Garry Battle

Profile
- Position: Guard

Personal information
- Born: September 17, 1985 (age 40) Fayetteville, North Carolina, U.S.
- Listed height: 6 ft 2 in (1.88 m)
- Listed weight: 310 lb (141 kg)

Career information
- High school: South View (Hope Mills, North Carolina)
- College: Fayetteville State
- NFL draft: 2008: undrafted

Career history
- Fayetteville Guard (2008–2009); Dallas Vigilantes (2010); Tulsa Talons (2010);

Awards and highlights
- First-team Division II All-CIAA (2007);
- Stats at ArenaFan.com

= Garry Battle =

American football player (born 1985)

Garry Battle (born September 17, 1985) is a former professional Arena football offensive and defensive lineman.

==Early life==
Battle attended South View High School in Hope Mills, North Carolina. Where he lettered in basketball and football for two years. In his senior football season he was named to the All-Conference (4AA Two-Rivers) first team.

==College career==
In 2003 Battle began his college career at Fayetteville State University in Fayetteville, North Carolina. Battle played several positions including Offensive Lineman, Defensive Lineman, and Tight End. In his 2006 season he was named pre-season All-American. During his 2007 season he received All-Conference honors (CIAA) and the prestigious Honor as a HBCU All-American. Battle served as captain for the 2007 season. Battle also participated in the All-American Heritage Bowl in Southern California, which hosted the nation's top HBCU senior football players.
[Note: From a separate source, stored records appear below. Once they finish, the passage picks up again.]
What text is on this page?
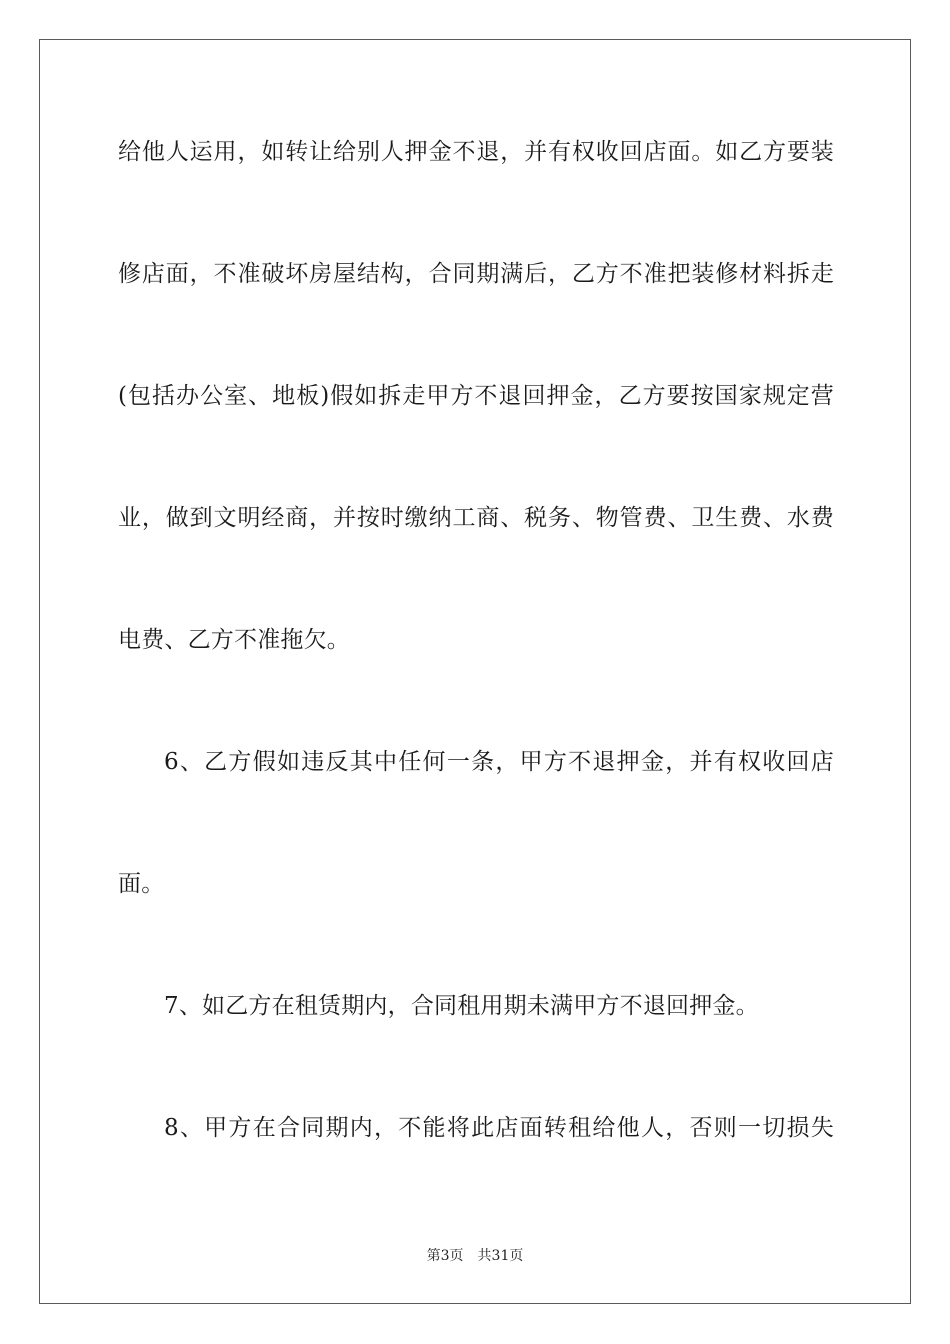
给他人运用，如转让给别人押金不退，并有权收回店面。如乙方要装
修店面，不准破坏房屋结构，合同期满后，乙方不准把装修材料拆走
(包括办公室、地板)假如拆走甲方不退回押金，乙方要按国家规定营
业，做到文明经商，并按时缴纳工商、税务、物管费、卫生费、水费
电费、乙方不准拖欠。
6、乙方假如违反其中任何一条，甲方不退押金，并有权收回店
面。
7、如乙方在租赁期内，合同租用期未满甲方不退回押金。
8、甲方在合同期内，不能将此店面转租给他人，否则一切损失
第3页 共31页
Battle graduated in 2008 with a bachelor's degree in criminal justice.

==Professional career==

===Fayetteville Guard===
Battle played two seasons for the Fayetteville Guard of the American Indoor Football Association (AIFA) in Fayetteville, North Carolina. He played on the Offensive Line.

===Dallas Vigilantes===
On February 5, 2010, Battle signed with the Dallas Vigilantes of the Arena Football League (AFL). He played on the Offensive and Defensive Line. He was placed on reassignment on June 4, 2010.

===Tulsa Talons===
Battle is currently assigned to the Tulsa Talons of the Arena Football League.